Everyone with asthmatic symptoms should be prescribed a SABA.
When would you begin second line treatment in an asthmatic?
This is for patients who are not gaining adequate control on a SABA alone.
OR
Those who are getting symptoms >3 times a week or waking up in the night once a week with asthmatic symptoms.
What is the second line treatment for asthma?
A SABA and an ICS.
If a SABA and low dose ICS is ineffective in asthma treatment, what should you add onto the treatment regimen?
A SABA, low dose ICS PLUS a Leukotriene receptor antagonist.
If a SABA, low dose ICS and LTRA are ineffective in the management of a patients asthma, what should be done next?
You should add a LABA to the SABA and low dose ICS. The LTRA can be continued depending on the patients response.

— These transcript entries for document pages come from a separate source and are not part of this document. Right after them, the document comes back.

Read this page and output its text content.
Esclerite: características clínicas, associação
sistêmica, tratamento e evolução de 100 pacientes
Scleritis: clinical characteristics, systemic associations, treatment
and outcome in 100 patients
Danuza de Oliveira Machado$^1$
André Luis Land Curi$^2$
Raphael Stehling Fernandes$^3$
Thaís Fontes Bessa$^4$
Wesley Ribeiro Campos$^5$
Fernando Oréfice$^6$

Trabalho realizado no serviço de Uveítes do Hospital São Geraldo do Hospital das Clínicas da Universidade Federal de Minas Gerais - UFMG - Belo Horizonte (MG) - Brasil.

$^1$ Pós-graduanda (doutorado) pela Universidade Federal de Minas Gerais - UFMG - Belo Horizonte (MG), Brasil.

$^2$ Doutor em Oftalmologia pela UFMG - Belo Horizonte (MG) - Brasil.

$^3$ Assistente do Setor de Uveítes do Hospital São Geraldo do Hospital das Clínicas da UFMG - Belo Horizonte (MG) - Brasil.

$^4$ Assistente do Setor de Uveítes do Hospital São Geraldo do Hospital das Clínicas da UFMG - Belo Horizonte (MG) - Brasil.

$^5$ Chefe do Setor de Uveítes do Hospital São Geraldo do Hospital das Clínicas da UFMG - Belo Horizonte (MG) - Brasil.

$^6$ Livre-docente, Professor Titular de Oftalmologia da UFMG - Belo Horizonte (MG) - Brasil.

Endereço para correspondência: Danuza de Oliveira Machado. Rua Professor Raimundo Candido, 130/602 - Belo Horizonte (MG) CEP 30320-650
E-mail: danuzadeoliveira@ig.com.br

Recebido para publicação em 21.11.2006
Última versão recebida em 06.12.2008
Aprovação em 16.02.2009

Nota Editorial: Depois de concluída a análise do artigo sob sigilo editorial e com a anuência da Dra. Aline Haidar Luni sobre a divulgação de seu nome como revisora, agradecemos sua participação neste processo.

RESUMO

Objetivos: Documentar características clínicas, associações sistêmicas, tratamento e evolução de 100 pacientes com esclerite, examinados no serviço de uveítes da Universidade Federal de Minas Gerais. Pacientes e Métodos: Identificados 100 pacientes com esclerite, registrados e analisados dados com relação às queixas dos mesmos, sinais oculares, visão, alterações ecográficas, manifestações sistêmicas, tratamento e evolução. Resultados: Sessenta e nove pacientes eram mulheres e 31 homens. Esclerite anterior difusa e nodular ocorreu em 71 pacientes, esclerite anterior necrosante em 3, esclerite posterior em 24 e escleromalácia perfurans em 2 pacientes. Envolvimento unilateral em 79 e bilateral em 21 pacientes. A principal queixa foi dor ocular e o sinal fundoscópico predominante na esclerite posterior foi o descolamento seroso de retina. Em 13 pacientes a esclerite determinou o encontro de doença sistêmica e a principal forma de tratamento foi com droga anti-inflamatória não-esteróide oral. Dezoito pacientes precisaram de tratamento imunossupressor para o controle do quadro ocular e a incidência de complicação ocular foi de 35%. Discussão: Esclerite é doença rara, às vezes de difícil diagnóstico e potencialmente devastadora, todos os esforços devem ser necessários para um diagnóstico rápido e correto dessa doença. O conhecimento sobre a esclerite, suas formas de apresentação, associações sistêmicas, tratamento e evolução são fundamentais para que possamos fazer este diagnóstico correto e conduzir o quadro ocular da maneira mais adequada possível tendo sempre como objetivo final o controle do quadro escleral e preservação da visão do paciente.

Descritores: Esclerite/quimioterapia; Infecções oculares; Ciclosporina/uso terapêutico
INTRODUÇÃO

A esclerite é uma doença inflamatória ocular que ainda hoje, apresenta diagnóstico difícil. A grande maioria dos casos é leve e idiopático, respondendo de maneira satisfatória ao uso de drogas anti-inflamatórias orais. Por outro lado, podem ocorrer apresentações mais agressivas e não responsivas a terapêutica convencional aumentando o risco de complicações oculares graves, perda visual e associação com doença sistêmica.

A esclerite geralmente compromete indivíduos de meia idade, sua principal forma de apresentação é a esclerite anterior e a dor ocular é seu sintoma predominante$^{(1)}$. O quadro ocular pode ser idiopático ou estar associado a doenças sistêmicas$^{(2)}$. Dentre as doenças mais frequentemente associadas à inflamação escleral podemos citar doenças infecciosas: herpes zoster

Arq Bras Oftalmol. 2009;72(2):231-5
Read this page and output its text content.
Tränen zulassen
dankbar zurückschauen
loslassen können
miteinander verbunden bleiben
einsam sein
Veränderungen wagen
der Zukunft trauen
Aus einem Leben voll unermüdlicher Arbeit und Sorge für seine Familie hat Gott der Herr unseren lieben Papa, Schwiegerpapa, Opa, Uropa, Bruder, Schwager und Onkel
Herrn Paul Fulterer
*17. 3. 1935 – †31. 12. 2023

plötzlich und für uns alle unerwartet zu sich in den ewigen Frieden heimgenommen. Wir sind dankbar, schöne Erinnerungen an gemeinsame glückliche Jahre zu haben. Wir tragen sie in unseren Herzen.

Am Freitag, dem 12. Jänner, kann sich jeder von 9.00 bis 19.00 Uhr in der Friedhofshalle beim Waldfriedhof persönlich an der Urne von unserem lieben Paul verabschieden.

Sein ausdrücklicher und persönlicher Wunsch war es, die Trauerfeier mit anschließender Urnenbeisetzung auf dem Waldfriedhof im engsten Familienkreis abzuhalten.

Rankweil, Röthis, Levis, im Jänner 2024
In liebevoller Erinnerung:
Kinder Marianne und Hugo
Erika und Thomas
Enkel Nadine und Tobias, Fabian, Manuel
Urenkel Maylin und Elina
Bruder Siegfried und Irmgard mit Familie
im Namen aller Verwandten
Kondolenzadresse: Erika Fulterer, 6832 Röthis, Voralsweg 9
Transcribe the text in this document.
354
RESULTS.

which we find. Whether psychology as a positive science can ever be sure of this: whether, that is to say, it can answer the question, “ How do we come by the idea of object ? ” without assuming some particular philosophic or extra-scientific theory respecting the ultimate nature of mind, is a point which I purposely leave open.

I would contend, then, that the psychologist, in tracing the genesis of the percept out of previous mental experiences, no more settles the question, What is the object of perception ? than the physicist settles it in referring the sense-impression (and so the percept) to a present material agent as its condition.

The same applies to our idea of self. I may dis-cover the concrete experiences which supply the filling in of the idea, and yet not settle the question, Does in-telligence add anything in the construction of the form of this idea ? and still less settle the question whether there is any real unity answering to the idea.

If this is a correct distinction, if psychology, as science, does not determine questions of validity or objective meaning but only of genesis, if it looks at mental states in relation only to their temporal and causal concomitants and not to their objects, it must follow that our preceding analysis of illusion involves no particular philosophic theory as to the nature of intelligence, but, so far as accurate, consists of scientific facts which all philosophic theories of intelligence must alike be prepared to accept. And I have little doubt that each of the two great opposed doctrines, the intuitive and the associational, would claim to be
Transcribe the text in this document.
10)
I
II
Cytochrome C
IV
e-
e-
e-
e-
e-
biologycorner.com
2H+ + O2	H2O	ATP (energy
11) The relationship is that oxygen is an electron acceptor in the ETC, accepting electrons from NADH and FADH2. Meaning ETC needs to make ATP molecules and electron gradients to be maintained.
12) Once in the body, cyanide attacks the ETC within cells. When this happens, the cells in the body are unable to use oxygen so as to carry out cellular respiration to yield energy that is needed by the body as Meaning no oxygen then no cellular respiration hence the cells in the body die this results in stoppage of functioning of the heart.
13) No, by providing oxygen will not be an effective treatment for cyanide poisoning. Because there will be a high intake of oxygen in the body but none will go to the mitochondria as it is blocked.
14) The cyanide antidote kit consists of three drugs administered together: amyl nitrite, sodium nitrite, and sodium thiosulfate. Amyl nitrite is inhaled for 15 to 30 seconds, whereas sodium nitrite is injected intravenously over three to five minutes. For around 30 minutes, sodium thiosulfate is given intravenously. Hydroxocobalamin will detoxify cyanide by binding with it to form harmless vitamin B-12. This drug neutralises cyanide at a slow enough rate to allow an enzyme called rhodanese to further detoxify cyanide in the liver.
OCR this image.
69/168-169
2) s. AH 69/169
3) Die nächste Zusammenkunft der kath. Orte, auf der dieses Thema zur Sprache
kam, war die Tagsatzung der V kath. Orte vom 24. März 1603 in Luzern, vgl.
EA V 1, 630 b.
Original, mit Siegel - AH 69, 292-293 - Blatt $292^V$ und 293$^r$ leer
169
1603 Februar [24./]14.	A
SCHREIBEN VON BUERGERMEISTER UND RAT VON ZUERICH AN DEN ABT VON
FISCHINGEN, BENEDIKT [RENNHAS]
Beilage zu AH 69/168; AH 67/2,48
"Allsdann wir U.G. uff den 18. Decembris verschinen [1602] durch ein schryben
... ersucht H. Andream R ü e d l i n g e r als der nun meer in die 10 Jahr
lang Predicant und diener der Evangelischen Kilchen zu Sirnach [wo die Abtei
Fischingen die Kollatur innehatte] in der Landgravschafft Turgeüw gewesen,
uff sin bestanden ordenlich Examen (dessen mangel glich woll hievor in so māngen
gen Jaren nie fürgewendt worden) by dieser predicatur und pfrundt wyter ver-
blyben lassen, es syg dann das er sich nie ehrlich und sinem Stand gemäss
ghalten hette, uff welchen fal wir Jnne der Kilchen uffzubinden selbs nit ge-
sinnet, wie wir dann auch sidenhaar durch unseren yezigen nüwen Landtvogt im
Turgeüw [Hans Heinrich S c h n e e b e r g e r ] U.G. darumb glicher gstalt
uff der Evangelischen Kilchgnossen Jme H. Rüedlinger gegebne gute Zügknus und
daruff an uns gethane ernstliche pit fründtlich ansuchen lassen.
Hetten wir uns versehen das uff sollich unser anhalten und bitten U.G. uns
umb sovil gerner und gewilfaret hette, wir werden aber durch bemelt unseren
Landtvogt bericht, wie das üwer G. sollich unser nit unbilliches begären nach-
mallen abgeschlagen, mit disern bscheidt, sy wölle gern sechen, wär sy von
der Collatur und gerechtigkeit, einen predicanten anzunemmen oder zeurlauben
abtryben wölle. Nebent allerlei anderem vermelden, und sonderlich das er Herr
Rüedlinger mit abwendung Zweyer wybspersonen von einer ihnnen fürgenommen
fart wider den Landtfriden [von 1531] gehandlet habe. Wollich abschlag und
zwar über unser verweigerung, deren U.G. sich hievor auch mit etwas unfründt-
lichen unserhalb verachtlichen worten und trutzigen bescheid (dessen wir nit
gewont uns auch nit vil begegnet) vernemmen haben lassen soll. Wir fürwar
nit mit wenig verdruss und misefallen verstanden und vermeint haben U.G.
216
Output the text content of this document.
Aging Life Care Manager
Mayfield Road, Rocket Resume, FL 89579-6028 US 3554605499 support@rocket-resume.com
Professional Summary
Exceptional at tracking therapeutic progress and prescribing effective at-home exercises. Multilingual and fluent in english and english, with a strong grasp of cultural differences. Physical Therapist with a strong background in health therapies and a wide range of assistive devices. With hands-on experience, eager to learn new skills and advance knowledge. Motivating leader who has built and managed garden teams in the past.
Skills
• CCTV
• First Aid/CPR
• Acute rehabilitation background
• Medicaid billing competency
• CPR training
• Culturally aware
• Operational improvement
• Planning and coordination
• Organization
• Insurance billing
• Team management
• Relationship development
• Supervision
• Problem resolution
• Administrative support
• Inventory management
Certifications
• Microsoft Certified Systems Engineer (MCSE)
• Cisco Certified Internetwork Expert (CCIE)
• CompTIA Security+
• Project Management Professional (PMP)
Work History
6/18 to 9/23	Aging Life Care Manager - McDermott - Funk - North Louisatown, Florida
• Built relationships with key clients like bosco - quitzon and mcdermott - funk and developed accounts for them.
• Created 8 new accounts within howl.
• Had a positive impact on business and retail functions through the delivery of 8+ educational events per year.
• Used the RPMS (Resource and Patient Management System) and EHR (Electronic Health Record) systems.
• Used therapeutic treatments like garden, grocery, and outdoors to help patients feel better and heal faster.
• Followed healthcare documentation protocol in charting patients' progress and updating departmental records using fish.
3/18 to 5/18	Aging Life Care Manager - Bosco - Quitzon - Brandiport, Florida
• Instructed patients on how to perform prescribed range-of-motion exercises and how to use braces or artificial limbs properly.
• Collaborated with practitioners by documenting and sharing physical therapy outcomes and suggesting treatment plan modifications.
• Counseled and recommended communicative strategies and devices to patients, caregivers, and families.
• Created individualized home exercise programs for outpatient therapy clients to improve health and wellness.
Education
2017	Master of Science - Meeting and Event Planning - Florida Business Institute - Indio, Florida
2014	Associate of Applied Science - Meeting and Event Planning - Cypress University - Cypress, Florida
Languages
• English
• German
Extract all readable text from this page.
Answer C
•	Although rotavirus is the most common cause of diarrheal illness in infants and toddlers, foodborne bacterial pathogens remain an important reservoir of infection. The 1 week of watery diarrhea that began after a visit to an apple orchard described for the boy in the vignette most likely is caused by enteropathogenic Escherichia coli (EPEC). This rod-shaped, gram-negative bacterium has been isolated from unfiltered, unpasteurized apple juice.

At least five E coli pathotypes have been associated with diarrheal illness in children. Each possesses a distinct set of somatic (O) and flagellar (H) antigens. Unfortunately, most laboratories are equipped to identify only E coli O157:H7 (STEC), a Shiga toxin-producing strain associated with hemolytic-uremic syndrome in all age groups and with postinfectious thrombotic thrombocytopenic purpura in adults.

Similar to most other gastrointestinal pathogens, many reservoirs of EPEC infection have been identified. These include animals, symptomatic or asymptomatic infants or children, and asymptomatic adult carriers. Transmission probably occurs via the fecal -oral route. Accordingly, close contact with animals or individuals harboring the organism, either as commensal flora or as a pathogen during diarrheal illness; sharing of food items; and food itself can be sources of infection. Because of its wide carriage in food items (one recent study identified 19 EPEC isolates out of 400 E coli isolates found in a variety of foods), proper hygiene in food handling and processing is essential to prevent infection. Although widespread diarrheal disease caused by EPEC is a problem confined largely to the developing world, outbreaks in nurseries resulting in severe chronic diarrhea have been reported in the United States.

If an individuals asthma is not being adequately controlled with a SABA, low dose ICS, LABA +/- LTRA, what should be done next in their management?
SABA +/- LTRA.
The LABA/ICS should be switched to a MART (Maintenance and reliever therapy) that contains a low dose ICS.
What does a Maintenance and reliever therapy inhaler contain?
Low dose ICS and fast acting LABA.
If control of a patients asthma is not gained on SABA +/- LRTA and an initial MART (with low dose ICS in it), what should be done next?
Switch the patients MART to an inhaler with a moderate dose ICS or consider switching back to a separate LABA inhaler and a moderate dose ICS.
What is the last line of treatment in asthmatics before referring to a specialist?
SABA +/- LRTA and…
- Fixed high dose ICS
- Trial an additional drug - long acting muscarinic antagonist or theophylline.